The effect was as if they were being pushed into an invisible cheese grater. The ships started slowing, but it was too late: pops of lightning flared within the machines, more and more of the craft fell inert to the sand as it passed over the Obervatory’s invisible border. Flames began raging in the huge dark interior of one of them.
“Radio, allow Schmendrick and her guys to do their stuff, okay? And now please translate.” I cleared my throat. “I warned you, dumbasses.”
As the radio relayed this helpful information, the two ships finally found a way to start backing up. Something that might have been an alarm started blooping and hooting.
But it was too late. First one, then the other of the ships shuddered in the air and splashed into the shallows near my beach. They both shed plenty of parts; it was like watching a steel onion get julienned right in front of me.
With a loud gonging clang, they collapsed. Whatever had been holding them together had been lost. Metal panels, girders and the frilly decorations all tumbled to bits.
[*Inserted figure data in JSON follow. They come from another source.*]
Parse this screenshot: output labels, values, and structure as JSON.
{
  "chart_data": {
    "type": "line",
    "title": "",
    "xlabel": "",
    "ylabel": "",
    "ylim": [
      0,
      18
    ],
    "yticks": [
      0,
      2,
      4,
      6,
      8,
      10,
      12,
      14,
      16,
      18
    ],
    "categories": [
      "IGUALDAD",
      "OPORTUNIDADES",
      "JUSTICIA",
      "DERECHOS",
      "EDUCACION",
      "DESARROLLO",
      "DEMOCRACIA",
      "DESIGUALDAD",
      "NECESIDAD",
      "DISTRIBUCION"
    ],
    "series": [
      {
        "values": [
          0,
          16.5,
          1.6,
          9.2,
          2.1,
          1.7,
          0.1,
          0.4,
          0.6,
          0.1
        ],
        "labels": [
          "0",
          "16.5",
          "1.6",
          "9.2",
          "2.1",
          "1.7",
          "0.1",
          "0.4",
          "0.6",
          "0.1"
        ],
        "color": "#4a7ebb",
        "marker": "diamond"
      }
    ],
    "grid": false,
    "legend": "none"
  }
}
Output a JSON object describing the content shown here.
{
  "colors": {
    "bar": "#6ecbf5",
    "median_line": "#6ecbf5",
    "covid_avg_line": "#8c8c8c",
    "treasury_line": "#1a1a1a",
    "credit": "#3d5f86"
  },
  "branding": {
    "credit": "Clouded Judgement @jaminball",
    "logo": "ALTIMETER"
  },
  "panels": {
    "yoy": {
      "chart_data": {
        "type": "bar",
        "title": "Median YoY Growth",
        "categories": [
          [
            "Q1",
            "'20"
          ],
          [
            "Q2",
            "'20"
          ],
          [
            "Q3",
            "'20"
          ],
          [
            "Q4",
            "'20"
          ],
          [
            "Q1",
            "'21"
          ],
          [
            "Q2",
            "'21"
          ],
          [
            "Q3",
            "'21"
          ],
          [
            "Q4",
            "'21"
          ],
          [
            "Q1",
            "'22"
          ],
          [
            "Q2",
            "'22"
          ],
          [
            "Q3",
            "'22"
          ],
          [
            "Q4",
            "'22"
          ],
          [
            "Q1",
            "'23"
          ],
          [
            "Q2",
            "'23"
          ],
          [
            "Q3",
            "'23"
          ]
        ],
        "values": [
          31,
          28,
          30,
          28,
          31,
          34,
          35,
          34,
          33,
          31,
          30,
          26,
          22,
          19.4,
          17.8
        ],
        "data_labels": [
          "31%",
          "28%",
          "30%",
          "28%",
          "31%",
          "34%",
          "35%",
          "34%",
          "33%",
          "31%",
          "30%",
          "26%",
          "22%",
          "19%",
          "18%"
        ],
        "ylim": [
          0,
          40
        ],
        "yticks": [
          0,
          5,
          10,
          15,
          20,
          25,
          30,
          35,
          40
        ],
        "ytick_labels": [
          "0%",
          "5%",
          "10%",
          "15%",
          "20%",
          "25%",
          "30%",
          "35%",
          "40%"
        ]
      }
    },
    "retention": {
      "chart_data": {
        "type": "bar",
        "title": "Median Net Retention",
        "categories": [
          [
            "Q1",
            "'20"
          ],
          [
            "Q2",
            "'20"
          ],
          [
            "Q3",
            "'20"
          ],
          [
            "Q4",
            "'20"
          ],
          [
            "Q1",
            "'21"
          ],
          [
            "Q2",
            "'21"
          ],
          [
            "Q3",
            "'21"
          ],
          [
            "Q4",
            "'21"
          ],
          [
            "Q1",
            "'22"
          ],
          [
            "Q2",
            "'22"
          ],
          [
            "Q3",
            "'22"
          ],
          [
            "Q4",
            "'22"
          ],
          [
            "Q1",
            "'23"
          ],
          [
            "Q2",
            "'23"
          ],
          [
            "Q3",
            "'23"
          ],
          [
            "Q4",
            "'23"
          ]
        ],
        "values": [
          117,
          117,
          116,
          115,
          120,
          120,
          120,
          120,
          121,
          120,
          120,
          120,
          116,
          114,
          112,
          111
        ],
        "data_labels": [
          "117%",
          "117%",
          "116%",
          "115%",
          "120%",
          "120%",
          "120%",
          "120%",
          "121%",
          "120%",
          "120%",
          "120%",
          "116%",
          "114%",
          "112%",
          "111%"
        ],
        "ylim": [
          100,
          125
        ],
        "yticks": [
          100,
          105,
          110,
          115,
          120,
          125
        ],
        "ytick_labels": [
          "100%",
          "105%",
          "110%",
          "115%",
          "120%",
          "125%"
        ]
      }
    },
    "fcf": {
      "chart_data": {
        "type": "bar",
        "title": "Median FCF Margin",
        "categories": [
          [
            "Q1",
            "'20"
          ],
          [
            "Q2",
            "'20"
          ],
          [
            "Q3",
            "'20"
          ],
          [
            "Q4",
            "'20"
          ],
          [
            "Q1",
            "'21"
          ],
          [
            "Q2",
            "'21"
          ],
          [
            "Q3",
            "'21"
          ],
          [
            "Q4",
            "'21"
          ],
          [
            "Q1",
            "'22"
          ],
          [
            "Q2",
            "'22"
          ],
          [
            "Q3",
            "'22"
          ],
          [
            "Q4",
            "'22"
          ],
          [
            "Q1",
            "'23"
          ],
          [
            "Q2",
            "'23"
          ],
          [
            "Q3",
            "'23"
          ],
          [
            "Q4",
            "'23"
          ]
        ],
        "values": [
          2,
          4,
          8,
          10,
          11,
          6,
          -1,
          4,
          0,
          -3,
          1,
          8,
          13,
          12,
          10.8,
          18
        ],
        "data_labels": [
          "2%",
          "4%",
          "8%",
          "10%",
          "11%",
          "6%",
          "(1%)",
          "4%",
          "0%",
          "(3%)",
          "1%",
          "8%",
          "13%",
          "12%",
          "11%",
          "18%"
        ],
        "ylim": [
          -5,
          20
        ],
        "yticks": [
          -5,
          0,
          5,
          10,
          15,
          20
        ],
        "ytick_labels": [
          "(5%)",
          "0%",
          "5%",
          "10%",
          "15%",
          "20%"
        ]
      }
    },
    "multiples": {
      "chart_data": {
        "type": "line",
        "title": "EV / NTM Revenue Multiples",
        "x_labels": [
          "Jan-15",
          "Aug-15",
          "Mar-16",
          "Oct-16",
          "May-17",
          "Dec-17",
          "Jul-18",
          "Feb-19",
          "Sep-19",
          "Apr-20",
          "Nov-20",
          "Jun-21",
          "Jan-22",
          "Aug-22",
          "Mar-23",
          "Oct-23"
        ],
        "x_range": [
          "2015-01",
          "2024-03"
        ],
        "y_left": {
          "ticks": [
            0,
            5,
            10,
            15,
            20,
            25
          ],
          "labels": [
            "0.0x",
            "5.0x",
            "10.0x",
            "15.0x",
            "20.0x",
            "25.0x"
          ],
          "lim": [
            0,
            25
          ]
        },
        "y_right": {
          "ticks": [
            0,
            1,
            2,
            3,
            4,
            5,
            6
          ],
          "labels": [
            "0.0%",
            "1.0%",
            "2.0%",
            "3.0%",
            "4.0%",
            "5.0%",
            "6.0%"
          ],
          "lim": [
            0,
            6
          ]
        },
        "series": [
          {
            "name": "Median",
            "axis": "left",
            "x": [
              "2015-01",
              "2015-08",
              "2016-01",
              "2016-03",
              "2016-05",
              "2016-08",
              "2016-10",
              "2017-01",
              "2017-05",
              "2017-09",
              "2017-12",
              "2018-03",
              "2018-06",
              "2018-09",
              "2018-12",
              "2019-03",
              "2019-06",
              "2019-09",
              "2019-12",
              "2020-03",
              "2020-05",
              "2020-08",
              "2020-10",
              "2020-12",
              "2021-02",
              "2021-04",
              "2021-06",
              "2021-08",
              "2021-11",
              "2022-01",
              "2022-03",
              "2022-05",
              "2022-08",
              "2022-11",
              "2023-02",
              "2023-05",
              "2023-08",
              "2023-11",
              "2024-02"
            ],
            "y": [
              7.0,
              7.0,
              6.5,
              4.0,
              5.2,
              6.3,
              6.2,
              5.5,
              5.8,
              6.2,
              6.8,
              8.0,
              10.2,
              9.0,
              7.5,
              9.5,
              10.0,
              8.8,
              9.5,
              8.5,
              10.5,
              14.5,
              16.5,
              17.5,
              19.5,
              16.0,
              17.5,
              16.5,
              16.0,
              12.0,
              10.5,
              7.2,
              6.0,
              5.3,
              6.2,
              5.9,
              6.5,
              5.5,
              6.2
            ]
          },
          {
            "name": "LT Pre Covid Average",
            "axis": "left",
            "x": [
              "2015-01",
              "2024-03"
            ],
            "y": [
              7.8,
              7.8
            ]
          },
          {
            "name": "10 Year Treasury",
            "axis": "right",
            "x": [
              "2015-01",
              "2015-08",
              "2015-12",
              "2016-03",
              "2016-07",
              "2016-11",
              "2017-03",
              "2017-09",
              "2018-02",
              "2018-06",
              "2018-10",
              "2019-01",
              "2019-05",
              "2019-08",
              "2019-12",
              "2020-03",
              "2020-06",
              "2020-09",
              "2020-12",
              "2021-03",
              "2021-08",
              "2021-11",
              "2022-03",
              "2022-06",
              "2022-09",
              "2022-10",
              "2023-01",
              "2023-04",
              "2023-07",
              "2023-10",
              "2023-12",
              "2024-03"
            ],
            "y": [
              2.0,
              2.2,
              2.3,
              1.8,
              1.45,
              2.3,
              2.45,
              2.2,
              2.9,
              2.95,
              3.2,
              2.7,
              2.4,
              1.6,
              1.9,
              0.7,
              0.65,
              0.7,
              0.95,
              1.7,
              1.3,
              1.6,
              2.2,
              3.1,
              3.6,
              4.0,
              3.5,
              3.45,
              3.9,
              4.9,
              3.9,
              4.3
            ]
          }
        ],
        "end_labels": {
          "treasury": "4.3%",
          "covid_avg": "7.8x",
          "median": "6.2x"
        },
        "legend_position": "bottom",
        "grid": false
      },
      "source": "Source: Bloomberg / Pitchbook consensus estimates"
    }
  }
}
Schmendrick screamed something. Her pack was instantly at my feet. She made a horrific sound, a snarling hiss…
And all of the Hunt vanished. No: not vanished; the air around them flickered with a nightmarish distortion. But it was enough. I still felt Schmendrick on my shoulder, then she jumped.
The pack, what I could see of it, charged into the wreckage. They fanned out into the surf; I could tell by the splashes their feet made.
The Radio boomed from the forest. “The 101st Celestial Ascendancy Division offers you the option to surrender.”
“I regretfully decline.”
Hair-raising whispers filled the air. It was familiar, a little yappy. It must have been Schmendrick and her pack, communicating while in inviso-murder mode.
Another sound: a lowing mooing thing. It howled and, weirdly, squealed like a pig. I couldn’t really see what was making the noise.
Ah, there. A humped mass of something, lurching hugely in the surf, crawling from the wreckage of its ship. It was covered by the leaping, flickering mass of the Hunt. The big thing rolled and staggered into deeper water, where the pack of Schmendrick’s people dismounted because they couldn’t swim well, or at all. I wanted to get a better look at it their victim, but it was already fleeing, wallowing for the third undamaged ship, the one that had wisely remained at a distance.
I glimpsed the other pilot as well, already halfway out of town, on the way to rescue by the remaining craft.
The final flying machine cruised over and scooped up one, then the other of the Iron Conclave pilots. It stopped in midair facing the Observatory.
“Something to say?” I called. The Hunt flickered into visibility again at the edge of the water, all at once. They began barking and yowling at the ship.
The Iron Conclave craft slowly turned and began flying off towards the horizon. I couldn’t think of a funny line or taunt, and that’s probably for the best.
The day still wasn’t over. I had guests.